Back to this specific situation… buprenorphine is a potent opiate, with analgesic effects similar to about 30-40 mg of methadone or 50-60 mg of oxycodone. But tolerance quickly develops, reducing the impact of the drug on pain. But… tolerance ALWAYS develops—with ALL narcotics. I have not seen any evidence that tolerance is any more of an issue with buprenorphine than with any other pain medication.
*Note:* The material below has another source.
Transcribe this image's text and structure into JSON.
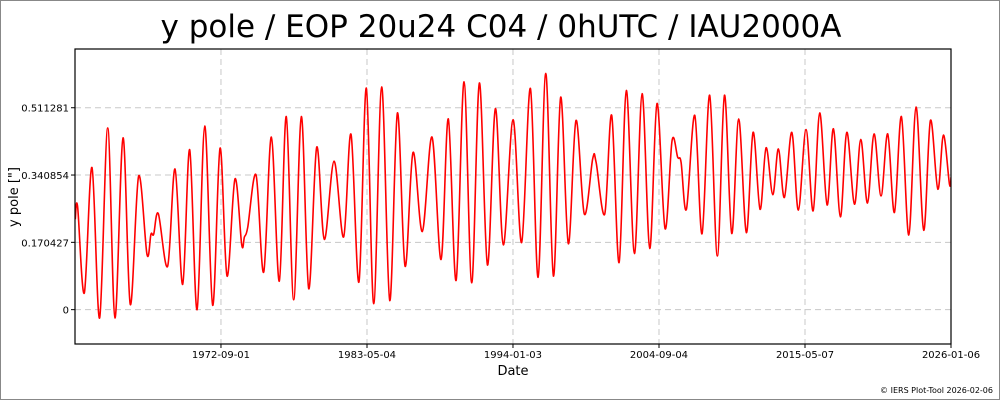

There are at least two big advantages to using buprenorphine for pain over using other opiates. The first is that because of the ‘ceiling effect’, the maximal effect of buprenorphine is capped. This prevents the situation I referred to above, where patients end up on huge doses of pain medication—there is no reason to increase to those levels, as there is no increase in analgesic effect from doing so. Second, and even more beneficial, is that buprenorphine has partial-agonist properties that somehow result in much less (if any) cravings for opiates. The loss of cravings with buprenorphine is quite dramatic—I have seen many addicts shake their heads in amazement at the change in how they feel. Chronic pain patients taking agonists usually become ‘psychically attached’ to the drug; they develop a ‘relationship’ with the pain pills so that they are ‘always on their mind’ (to quote a country singer). Something about being in a relationship with narcotics seems to always cause misery in one form or another—depressed mood, bad relationships, loss of interest in other things in life… it is unusual to find a patient taking chronic narcotics who is happy, in my experience anyway. On the other hand I have many patients taking daily buprenorphine who are quite happy. They don’t get the ‘relationship’ with the drug; in fact, over time they eventually start forgetting to take it—which I always see as a GOOD thing.
So to come to some kind of conclusion (finally!)… I think buprenorphine is a great choice for use for chronic pain, IF a person truly needs to take a narcotic… with the understanding that in general, narcotics are NOT good choices for chronic pain.